The hardest part of moving to DC at the ripe age of 23 only a month out from college, was making friends.
Luckily for me, I had one good roommate (the other while was nice to me, had some other shady actions), who tried to introduce me to his group but I never connected.
Shortly after moving there, I met A – who happened later to introduce me to Fiance, she was his ex – and we became drinking pals. By no means best pals, and I did feel horrible when despite her wishes Fiance and I started dating.
After Fiance and I began dating, her and I stopped being drinking pals (obvi) – the last time I hung out with her was a trivia night at a local bar and it was with two of her friends and the three of them whispered behind their hands and giggled like they were 13 and making fun of the fat girl. It was awkward and I vowed after that, that I was through with her petty drama. Fiance and I have been happy, and for the most part, drama free since.
It took me time to find friends though, as these types of things do. I tried everything – meetup.com, craigslist, trying to fit in with coworkers but at that time I was temping with a labor advocacy group and they were all far more liberal than I was and I never quite fit in with them either.

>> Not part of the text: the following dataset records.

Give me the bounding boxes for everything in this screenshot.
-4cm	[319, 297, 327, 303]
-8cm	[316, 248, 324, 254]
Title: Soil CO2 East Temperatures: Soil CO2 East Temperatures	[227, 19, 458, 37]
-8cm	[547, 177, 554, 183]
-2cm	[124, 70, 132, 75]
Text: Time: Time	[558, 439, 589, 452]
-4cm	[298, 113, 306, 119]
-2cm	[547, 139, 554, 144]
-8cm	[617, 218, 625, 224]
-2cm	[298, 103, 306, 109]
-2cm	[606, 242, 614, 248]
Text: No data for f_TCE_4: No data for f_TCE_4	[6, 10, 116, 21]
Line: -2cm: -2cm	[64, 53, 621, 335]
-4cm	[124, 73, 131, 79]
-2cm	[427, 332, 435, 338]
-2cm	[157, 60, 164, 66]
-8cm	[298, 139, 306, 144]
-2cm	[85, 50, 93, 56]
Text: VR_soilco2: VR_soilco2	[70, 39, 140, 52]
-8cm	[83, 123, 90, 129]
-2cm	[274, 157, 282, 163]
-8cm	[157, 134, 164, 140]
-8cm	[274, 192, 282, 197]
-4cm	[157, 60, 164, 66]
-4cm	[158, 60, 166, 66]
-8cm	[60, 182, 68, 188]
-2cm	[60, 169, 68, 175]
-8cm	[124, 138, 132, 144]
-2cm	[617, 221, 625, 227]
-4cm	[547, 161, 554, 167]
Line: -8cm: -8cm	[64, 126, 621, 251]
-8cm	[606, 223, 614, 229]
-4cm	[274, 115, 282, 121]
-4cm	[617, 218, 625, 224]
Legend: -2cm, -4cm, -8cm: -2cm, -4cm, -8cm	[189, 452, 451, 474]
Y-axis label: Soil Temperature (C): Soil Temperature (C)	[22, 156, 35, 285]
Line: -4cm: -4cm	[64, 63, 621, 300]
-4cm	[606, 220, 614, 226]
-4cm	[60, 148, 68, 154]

I always find it interesting…I moved to a new city and didn’t realize until much later that things are different. I account this to the transition from college to the real world that often sends many twenty somethings spiraling downward to their quarter life crisis. Things are harder. You move to a new city, you struggle to find a niche, people to befriend, to find where you fit in. In a transient city like DC, where it’s never easy to figure out who’s really on your side since so many people are constantly networking and trying to get ahead.
As Miss A said on the fabulous site AskMissA.com -
While you will make some friends in the scene you are trying to break into, the majority will be nothing more than friendly acquaintances with the power to further as a result of their value or connections. Ultimately it is a best practice to have a core group of friends who are outside of your professional socializing – people who like you for the person you are, who aren’t swayed by money and power, who don’t have to spend a lot of money to have a good time, and most importantly won’t abandon you when the chips are down. Playtime is wonderful, but when the party’s over remember who your real friends are and make sure that you haven’t alienated them in the process of pursuing fun and social status.”
So very very true. When trying to network your way to the top, keep friends around that will keep you grounded. Egos tend to run wild in this city.
At some point, trusting new friends is a leap of faith, and you can only hope that they’re as genuine as you hope they are. Lucky for me, the gals I’ve trusted my thoughts and secrets to over the past three years, are amazing, intelligent and gals that I would trust my life with.
The first year in DC was the loneliest I’ve been; I wasn’t this lonely during freshman year in college which for me, was incredibly difficult to adjust to. Sure, sure I was happy. But sometimes, as we all know, we just need to vent to gal pals. Eventually, I started this blog, started a book club, made friends, and now I here I am.
DC is by no means an easy city to move to on your own with no job lined up and no friends on the horizon. Falling in love so early on without any of those two things established only made making friends that much harder. But a little effort, and a certain willingness to put yourself out there, will pay off.